Autoparameterization
A second method for plan reuse is autoparameterization. For simple queries, SQL Server guesses which constants might be parameters and then attempts to treat them as parameters. This method lets SQL Server treat your query as a stored procedure. If the autoparameterization attempt is successful, subsequent queries that follow the same basic template can use the same plan.

SQL Server can use four templates for autoparameterization, which means that the query must be one of the query types shown below.

INSERT table VALUES ({constant | NULL |
	DEFAULT}, ...)
DELETE table WHERE key-expression
UPDATE table SET colname = constant WHERE 
	key-expression
SELECT {* | column-list} FROM table WHERE 
	key-expression [ORDER BY column-list]

(Note that key-expression is an expression involving only column names, constants, AND operators, and comparison operators: <, >, =, <=, >=, and <>. It doesn't need to involve a key column.)

For example, these two queries use the same plan:

SELECT CustomerID, OrderDate, ShipName FROM
	orders 
WHERE orderID = 10255

SELECT CustomerID, OrderDate, ShipName FROM
	orders 
WHERE orderID = 10355

Internally, SQL Server parameterizes these queries as

SELECT CustomerID, OrderDate, ShipName FROM orders 
WHERE orderID = @p

If you run the two queries with the STATISTICS TIME option on, rows return for parse-and-compile time for each query. Parse-and-compile results for the first query might look like those in Figure 2.

The first line reports the time to compile the query and save its plan in the parameterized form shown above. In the second parse-and-compile line, you see that SQL Server is using the parameterized form of the query. Note that the time is zero because the plan is already compiled. One way to tell that SQL Server is using autoparameterization is that two parse-and-compile lines appear in the output for STATISTICS TIME.

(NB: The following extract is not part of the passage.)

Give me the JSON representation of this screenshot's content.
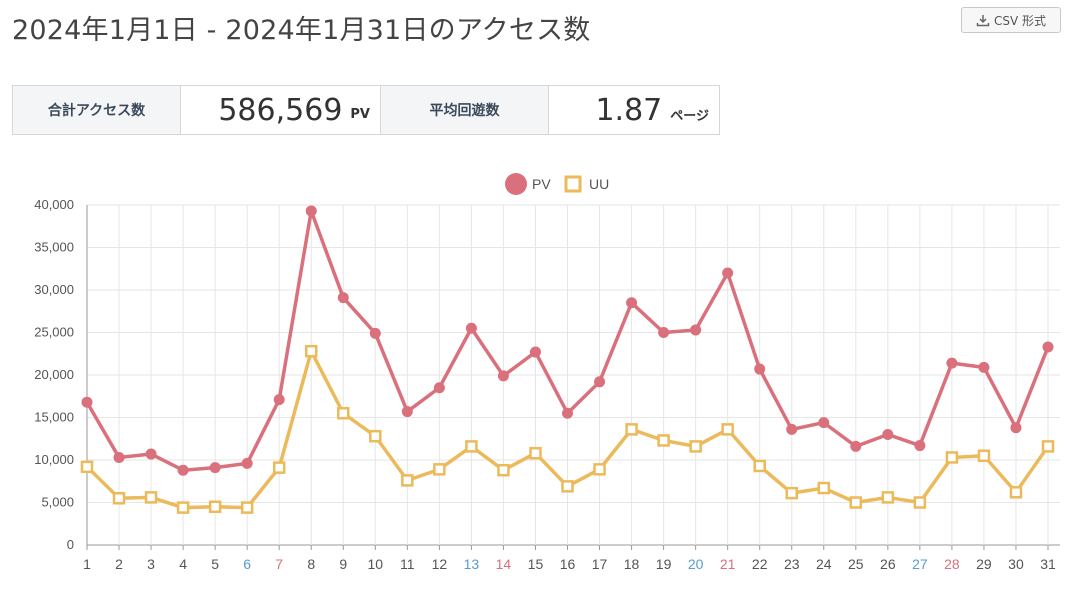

Another technique you can use to determine whether the query processor has used autoparameterization and not ad hoc query plan caching is to examine the syscacheobjects system table in the Master database. This system table keeps track of the compiled objects in cache at any time. This table is accessible only by system administrators. Looking at the rows in the table, you see that the objtype column tells you whether the query plan was saved as an ad hoc plan or as a prepared, parameterized plan. The syscacheobjects table also shows two different types of plans: compiled and executable. The value of the cacheobjtype column identifies the type. A compiled plan is the part of a plan that is reentrant, and multiple users can share it. Think of an executable plan as an instance of a compiled plan that contains information describing a process that executes the query. In most cases, both compiled and executable plans remain in the memory cache, subject to memory pressure from other processes or applications.